The main danger to the user, of course, is potential detection and subsequent prosecution by the authorities. If cloud-based anti-virus finds malware, and has the facility to report back to the vendor, the question then is whether the vendors have a duty to report that to the authorities. “When it comes to disclosure,” said Ferguson, “most vendors will only give up data to law enforcement regarding their own customers on receipt of the required legal documentation to force them to do so, and that definitely includes Trend.” Corrons agrees, “no vendor will report it to authorities. Furthermore, we  cannot know if the user was using it to perform an attack, and in our case, even though our cloud system communicates with the client system, we cannot identify who that user is. We create a unique identifier for each computer, and we cannot trace back a computer based on that unique id. We cannot store nor trace IP addresses either.” 

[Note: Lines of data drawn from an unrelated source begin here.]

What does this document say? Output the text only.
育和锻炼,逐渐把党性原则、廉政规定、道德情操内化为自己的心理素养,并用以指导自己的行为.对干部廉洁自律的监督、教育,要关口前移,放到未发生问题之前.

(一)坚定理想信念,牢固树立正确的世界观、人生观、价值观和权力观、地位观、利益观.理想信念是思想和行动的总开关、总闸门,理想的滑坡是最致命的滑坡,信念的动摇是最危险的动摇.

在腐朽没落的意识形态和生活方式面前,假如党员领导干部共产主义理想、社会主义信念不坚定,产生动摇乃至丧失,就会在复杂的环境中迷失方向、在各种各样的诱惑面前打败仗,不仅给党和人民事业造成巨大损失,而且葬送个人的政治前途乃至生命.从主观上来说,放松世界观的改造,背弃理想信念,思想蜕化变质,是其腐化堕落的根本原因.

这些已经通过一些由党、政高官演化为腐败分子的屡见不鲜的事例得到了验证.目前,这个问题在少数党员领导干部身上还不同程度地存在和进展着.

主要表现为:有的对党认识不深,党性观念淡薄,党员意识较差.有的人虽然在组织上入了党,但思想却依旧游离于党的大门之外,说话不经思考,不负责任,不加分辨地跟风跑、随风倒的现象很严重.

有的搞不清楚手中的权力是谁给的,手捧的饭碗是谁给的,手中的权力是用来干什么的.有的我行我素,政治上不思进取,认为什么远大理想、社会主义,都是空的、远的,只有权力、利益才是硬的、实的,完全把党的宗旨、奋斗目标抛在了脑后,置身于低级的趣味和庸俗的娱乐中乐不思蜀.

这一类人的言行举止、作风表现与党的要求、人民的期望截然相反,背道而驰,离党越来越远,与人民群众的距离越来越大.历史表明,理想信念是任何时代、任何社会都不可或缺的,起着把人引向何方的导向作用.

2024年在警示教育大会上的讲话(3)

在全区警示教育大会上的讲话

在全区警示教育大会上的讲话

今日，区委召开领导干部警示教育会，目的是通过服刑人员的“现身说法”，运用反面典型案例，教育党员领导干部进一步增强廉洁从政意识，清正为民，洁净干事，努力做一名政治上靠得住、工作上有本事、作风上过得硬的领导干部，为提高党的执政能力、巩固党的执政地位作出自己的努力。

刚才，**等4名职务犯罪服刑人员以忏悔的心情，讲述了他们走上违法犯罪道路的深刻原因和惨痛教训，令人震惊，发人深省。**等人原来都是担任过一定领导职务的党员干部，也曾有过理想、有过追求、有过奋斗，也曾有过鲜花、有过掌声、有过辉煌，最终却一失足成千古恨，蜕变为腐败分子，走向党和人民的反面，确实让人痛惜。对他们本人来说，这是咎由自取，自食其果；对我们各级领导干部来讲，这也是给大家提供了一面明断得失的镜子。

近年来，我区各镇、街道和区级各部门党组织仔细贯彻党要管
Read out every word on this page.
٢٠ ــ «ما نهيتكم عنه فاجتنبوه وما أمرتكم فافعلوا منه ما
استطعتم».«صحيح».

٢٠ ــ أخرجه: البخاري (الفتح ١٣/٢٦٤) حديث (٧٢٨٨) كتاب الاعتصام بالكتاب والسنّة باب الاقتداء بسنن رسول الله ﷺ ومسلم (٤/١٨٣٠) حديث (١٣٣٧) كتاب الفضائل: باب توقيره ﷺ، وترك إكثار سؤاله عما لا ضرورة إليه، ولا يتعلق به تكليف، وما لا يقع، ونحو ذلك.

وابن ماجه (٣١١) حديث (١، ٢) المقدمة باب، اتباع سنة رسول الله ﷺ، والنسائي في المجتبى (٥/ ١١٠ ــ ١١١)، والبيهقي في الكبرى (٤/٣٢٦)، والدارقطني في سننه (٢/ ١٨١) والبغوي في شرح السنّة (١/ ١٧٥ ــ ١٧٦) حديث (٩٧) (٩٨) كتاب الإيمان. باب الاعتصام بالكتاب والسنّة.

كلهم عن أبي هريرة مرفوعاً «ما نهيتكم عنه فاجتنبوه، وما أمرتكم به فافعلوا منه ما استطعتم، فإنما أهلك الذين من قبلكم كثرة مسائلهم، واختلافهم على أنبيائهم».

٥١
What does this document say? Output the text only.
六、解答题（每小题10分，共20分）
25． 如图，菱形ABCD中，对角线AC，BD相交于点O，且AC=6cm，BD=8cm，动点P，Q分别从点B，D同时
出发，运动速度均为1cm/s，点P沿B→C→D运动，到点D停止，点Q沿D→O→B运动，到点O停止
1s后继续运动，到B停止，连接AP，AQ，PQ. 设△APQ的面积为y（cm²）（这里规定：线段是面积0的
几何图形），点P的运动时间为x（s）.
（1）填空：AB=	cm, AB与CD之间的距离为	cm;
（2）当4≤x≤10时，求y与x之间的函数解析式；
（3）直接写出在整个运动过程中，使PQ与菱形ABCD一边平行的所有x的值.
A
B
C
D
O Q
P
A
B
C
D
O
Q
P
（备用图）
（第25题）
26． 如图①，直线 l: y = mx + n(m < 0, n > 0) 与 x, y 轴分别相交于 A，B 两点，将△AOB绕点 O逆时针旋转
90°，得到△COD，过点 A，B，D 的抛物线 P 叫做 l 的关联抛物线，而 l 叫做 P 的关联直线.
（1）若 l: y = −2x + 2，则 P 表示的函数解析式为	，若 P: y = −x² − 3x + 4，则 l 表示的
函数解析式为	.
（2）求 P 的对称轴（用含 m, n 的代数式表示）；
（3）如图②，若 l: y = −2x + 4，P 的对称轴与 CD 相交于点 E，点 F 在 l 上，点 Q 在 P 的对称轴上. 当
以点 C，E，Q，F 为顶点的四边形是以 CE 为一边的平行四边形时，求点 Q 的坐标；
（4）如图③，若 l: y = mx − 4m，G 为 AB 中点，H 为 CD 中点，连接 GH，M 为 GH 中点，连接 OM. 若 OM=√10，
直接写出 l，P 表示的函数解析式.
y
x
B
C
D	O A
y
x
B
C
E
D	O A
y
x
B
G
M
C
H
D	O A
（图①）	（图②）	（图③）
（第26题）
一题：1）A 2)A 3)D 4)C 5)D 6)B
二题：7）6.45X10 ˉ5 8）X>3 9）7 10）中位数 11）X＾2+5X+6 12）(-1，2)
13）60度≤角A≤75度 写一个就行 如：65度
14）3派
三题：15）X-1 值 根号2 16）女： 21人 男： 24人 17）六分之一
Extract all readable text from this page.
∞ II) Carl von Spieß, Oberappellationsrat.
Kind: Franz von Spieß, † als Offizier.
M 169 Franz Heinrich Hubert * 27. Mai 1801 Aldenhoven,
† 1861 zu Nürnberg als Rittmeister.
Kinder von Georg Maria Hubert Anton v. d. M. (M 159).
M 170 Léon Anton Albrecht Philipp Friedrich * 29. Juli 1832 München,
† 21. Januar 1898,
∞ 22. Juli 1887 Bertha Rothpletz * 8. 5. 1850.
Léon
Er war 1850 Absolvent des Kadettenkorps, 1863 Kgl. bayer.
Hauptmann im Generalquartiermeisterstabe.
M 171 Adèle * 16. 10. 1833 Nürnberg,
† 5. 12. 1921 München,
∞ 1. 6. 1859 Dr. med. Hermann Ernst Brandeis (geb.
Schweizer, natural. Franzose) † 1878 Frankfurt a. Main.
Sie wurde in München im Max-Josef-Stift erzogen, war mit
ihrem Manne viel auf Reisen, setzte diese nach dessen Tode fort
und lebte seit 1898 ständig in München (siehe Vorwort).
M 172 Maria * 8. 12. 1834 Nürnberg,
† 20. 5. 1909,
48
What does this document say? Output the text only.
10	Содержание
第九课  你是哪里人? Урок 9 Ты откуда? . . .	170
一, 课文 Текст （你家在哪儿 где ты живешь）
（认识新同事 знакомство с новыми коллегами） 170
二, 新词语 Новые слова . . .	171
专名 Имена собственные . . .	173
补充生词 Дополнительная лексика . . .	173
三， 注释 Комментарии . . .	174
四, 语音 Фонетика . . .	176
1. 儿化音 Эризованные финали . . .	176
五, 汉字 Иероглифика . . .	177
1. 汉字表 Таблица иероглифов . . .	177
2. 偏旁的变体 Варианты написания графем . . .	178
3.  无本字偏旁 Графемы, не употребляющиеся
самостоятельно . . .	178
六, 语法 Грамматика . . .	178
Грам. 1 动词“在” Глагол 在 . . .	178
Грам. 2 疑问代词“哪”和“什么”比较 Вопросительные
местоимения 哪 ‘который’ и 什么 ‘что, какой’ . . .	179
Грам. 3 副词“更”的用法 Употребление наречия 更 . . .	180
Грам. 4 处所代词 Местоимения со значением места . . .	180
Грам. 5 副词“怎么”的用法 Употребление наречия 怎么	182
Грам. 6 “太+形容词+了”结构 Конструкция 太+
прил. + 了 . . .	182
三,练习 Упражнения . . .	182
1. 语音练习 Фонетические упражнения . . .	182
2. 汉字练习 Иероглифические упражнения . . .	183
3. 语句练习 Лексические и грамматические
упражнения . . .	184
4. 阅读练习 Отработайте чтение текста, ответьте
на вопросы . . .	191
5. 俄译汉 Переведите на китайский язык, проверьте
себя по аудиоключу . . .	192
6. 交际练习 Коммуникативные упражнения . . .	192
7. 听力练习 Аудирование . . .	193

“No, I don't think we have any responsibility to report the existence of LOIC that we detect on customers' systems to the authorities,” Sophos senior technology consultant Graham Cluley told Infosecurity. “We tell the customers what we find, and in some cases they're quite happy with it.” Since LOIC “can legitimately be used as a network stress tool,” adds Ferguson, “an automatic assumption of guilt would be very wrong.”

The one potentially dissenting voice came from Kaspersky. “LOIC is normally used in denial of service of service attacks,” security researcher Ram Herkanaidu told Infosecurity. “They are mostly targeted attacks against web servers and as such will normally get under the radar of traditional and cloud based detection systems. Like other security companies, Kaspersky operates ethically and engages with other vendors and law enforcement to help bring down networks that facilitate these type of attacks like for example the recent Hlux/Kelihos botnet.” The implication is that Kaspersky would consider a LOIC-led DDoS attack as just another botnet, and act accordingly.

The general consensus, however, is that law enforcement will not automatically get support from the anti-virus industry. It therefore needs either to prove that a particular computer was engaged in a DDoS attack, or to catch it in the act. The former can be difficult since an effective DDoS will prevent the target creating the logs that can provide the proof; while in the latter case, the user would likely just deny all knowledge and claim that his computer had been infected with LOIC without his knowledge.